Project Background
NIO Power has invested heavily in EV charging infrastructure in order to provide customers with a faster and convenient charging experience. As of May 6 2022, NIO Power had already deployed 916+ battery-swap stations and 787+ power charger stations across the country, with more than 3,404 DC Superchargers and 3,461 regular chargers. Additionally 96,000+ home chargers have also been installed.
All this charging infrastructure requires equipment monitoring and analysis. Data is collected by the equipment and transmitted to the cloud for storage so that the business operation team has both a real-time as well as historical view of the infrastructure.
Status Quo
Originally, the system consisted of MySQL + HBase for data storage. MySQL stores the latest real-time data from the devices, and HBase stores the historical data. The high-level architecture is as follows:
There were several reasons to choose HBase to store historical data:
- HBase is widely used in the field of big data and suitable for storing massive data. It has good write performance.
- It supports dynamic change of columns and is very convenient and flexible for data model changes.
- The base technology is key-value storage, so data can be relatively sparse. Empty data does not occupy storage space.
- The team has relatively long experience with HBase.
Pain Points
In the early days, when the number of devices was relatively small and the amount of data was not large, HBase performed well and could meet business needs.
With the rapid deployment of equipment in swapping stations and supercharging stations across the country, the amount of equipment has grown substantially and the amount of accumulated data is increasing exponentially. This has created a bottleneck in querying historical data and our business operation needs cannot be met. The problem is mainly reflected in the following points:
- HBase only supports “row key” index which has great limitations. While some queries can be satisfactorily executed, complex queries can require entire table scans.
- While a secondary index can be introduced to get around the “row key” limitation, it requires additional development or introduction of middleware which increases the complexity of the system.

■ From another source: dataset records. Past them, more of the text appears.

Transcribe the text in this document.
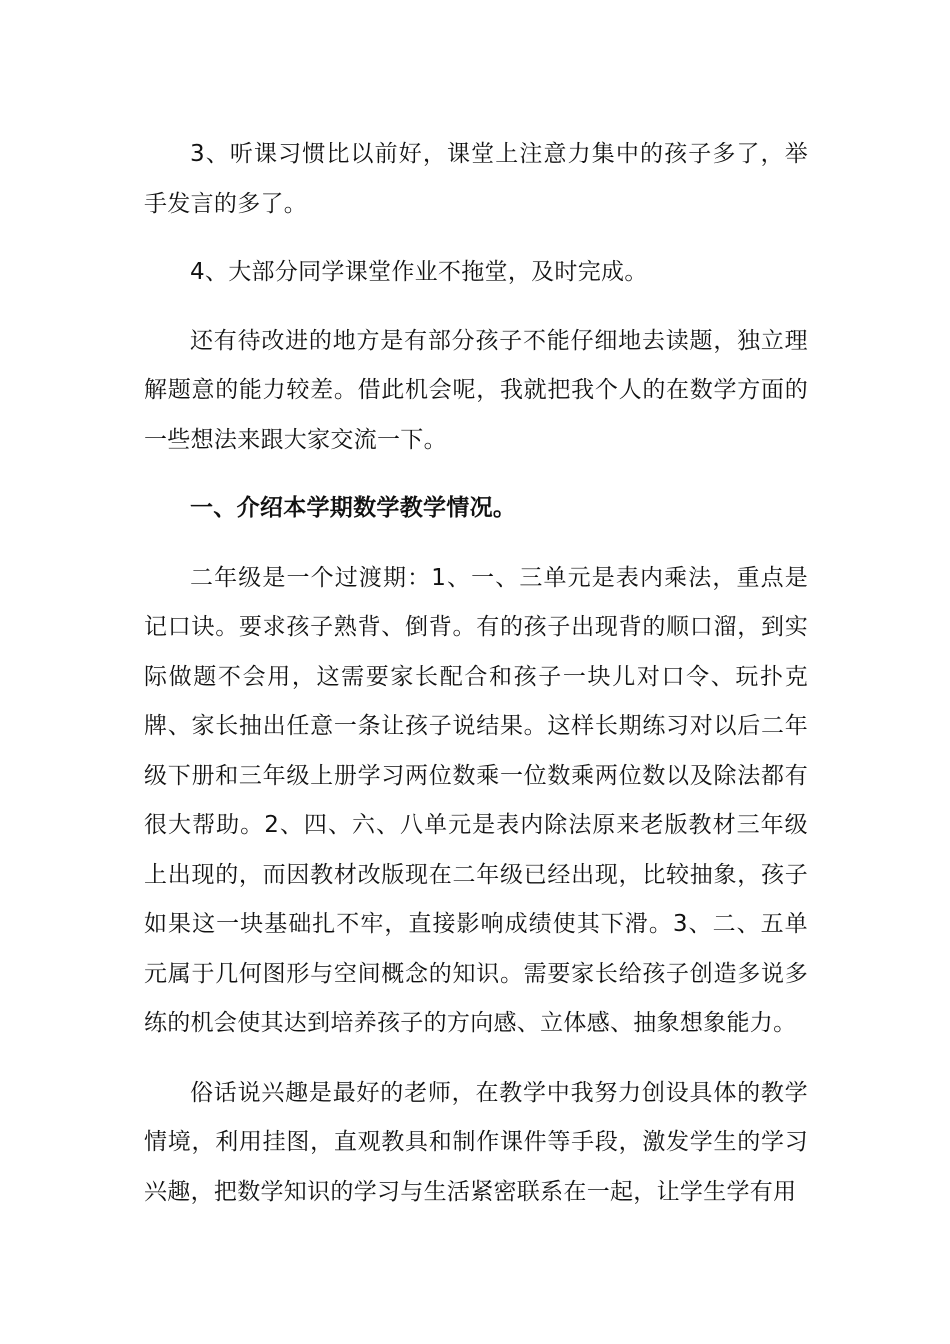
3、听课习惯比以前好，课堂上注意力集中的孩子多了，举手发言的多了。

4、大部分同学课堂作业不拖堂，及时完成。

还有待改进的地方是有部分孩子不能仔细地去读题，独立理解题意的能力较差。借此机会呢，我就把我个人的在数学方面的一些想法来跟大家交流一下。

一、介绍本学期数学教学情况。

二年级是一个过渡期：1、一、三单元是表内乘法，重点是记口诀。要求孩子熟背、倒背。有的孩子出现背的顺口溜，到实际做题不会用，这需要家长配合和孩子一块儿对口令、玩扑克牌、家长抽出任意一条让孩子说结果。这样长期练习对以后二年级下册和三年级上册学习两位数乘一位数乘两位数以及除法都有很大帮助。2、四、六、八单元是表内除法原来老版教材三年级上出现的，而因教材改版现在二年级已经出现，比较抽象，孩子如果这一块基础扎不牢，直接影响成绩使其下滑。3、二、五单元属于几何图形与空间概念的知识。需要家长给孩子创造多说多练的机会使其达到培养孩子的方向感、立体感、抽象想象能力。

俗话说兴趣是最好的老师，在教学中我努力创设具体的教学情境，利用挂图，直观教具和制作课件等手段，激发学生的学习兴趣，把数学知识的学习与生活紧密联系在一起，让学生学有用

- As the data volume of an HBase table increases, automatic partitioning is triggered. This results in a decrease in write performance. This can be resolved by specifying pre-partitioning when creating a table but it is very painful to adjust and needs to be rebuilt to take effect.
- HBase is not suitable for large-scale scan queries, and the performance is relatively poor.
- HBase does not support aggregated queries. Since the amount of data in a large-span time range is very large, charts cannot be rendered.
- HBase deployment relies on ZooKeeper, and the operation and maintenance costs are very high.
Development Plan
Technical Selection
To address these pain points, we turned our attention to time-series databases (TSDB) that are popular and more suitable for the IoT field. After thorough investigation and comparison of multiple products we finally decided to use TDengine instead of HBase.
We also considered OpenTSDB when selecting time-series database. OpenTSDB is an excellent, mature time-series database product and is used internally for other applications and can address some of the pain points encountered with HBase:
- OpenTSDB is optimized on the basis of HBase, including storage metadata mapping and compression mechanism, which greatly reduces the data storage space.
- OpenTSDB provides data aggregation query function, which can support the business requirements of larger time span query.
However, OpenTSDB is still dependent on HBase architecture which lends itself to complexity.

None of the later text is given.